Если бы она родила сына, вся эта история могла бы стать совершенно иной. Сам король утратил бы напряжение и смог сосредоточиться на производстве новых детей, а не на платонических галантных играх с фрейлинами своего двора. Анна, однако, никак не претендовала на роль дурочки или ничтожества, и привычное положение отодвинутой в тень королевской супруги вовсе не соответствовало ее стилю. Она оставалась такой, какой была до 1533 года, — хитрой и целеустремленной политиканкой. Ее острая восприимчивость и зрелость ума часто были более уместны в палате парламента, чем в будуаре. Сначала Генриху доставляли удовольствие перепалки с ней, и он прислушивался к ее советам, но в отличие от Екатерины, она так и не научилась промолчать, когда нужно. Если она не соглашалась с королем или считала, что он делает глупость, она ему об этом говорила. Подобно любовным ссорам, такие ситуации стали частью их жизненного стиля и часто казались безвредными, но Анна, как и Уолси, целиком зависела от благосклонности короля, и к концу 1534 года скользила по очень тонкому льду. Одним из постоянных источников напряжения была старшая дочь Генриха, поведение которой за те два с половиной года, которые она провела в доме своей сводной сестры, причиняло страдания ей самой и всем, с кем она имела дело[94]
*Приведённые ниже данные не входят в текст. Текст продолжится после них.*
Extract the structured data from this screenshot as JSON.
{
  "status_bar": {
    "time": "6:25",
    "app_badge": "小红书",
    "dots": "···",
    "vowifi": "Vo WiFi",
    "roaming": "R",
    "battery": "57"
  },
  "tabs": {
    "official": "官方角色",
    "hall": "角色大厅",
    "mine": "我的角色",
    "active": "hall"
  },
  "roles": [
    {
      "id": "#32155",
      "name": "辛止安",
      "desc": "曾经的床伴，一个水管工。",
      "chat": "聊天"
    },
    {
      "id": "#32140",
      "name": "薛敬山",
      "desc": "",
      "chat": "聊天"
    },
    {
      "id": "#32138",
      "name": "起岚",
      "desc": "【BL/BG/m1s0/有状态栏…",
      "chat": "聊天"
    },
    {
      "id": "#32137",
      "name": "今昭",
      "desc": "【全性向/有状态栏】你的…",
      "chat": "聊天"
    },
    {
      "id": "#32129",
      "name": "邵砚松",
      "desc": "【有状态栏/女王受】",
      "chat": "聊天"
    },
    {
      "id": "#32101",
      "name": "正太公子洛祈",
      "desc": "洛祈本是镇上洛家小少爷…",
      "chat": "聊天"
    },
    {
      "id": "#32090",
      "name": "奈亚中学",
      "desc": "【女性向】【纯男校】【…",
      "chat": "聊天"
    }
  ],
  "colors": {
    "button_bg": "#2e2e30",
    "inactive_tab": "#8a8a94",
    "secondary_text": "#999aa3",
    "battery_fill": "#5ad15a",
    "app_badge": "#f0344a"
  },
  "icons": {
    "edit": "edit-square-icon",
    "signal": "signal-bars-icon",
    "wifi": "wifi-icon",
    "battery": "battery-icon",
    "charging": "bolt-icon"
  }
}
. Так как она отказывалась иметь отношения с кем-либо, кто не называл ее «принцессой», даже повседневное общение становилось почти невозможным. Она также унаследовала от своей матери панический ужас перед ядом, который держал в постоянном напряжении леди Шелтон, главную гувернантку, отвечающую за ее безопасность. Как ни был удручен Генрих ее отношением, он никогда не терял любви в Марии, и здесь таилась опасность, которая ясно представлялась Анне. В марте 1534 года, когда двор совершал обычный переезд, Мария отказалась двинуться с места, усмотрев какое-то посягательство на ее статус. Разгневанная леди Шелтон сама молча запихнула ее в носилки и отправилась в путь, что вызвало протестующие жалобы самой Марии и Шапуиса. Подобным же образом в сентябре 1534 года, когда епископ Тарба нанес официальный визит Елизавете от имени Франциска I, Марии физически воспрепятствовали самой предстать перед послом на том основании, что при дворе есть только одна принцесса, а ей положено оставаться в своих покоях[95]. Каждый такой эпизод мог быть представлен как жестокое преследование свободы совести, и ответственность обычно возлагалась на королеву. Это, во-первых, было связано с тем, что леди Шелтон была ее тетушкой, во-вторых, с ее предполагаемой враждебностью, а в-третьих, потому что было удобно в политическом отношении.Анна превратилась в воплощение этого обычного средневекового козла отпущения, злую советчицу. Несмотря на Шапуиса, император вынужден был поддерживать с Генрихом государственные отношения в целях собственной выгоды. Следовательно, он предпочел поверить, что Анна интригует против Марии (и Екатерины) за спиной своего мужа. Подобным же образом Мария заставила себя поверить, что не отец подвергает ее такому безжалостному давлению, а злая женщина, которая приобрела над ним большую власть. В действительности ситуация была гораздо более сложной, и Анна балансировала между своего рода истерическими вспышками против Марии и довольно неуклюжими попытками привлечь ее к себе. Последние были отвергнуты, что вполне предсказуемо, но с совершенно ненужной грубостью. В начале 1534 года, когда королева совершала визит к Елизавете, она предложила сделку. Если Мария признает ее статус, она сделает все необходимое, чтобы восстановить ее добрые отношения с отцом. Ответ гласил, что Мария не знает никакой другой королевы, кроме своей матери; однако если любовница короля берется посодействовать ей, ее соответствующим образом отблагодарят[96]
. Чтобы проглотить такое обдуманное оскорбление хладнокровно, потребовалась бы или бесхарактерность или чувство полной защищенности, а у Анны не было ни того, ни другого. Она не могла даже опереться на декрет о наследовании, который формально признавал Марию незаконнорожденной и возлагал права наследования на ее детей.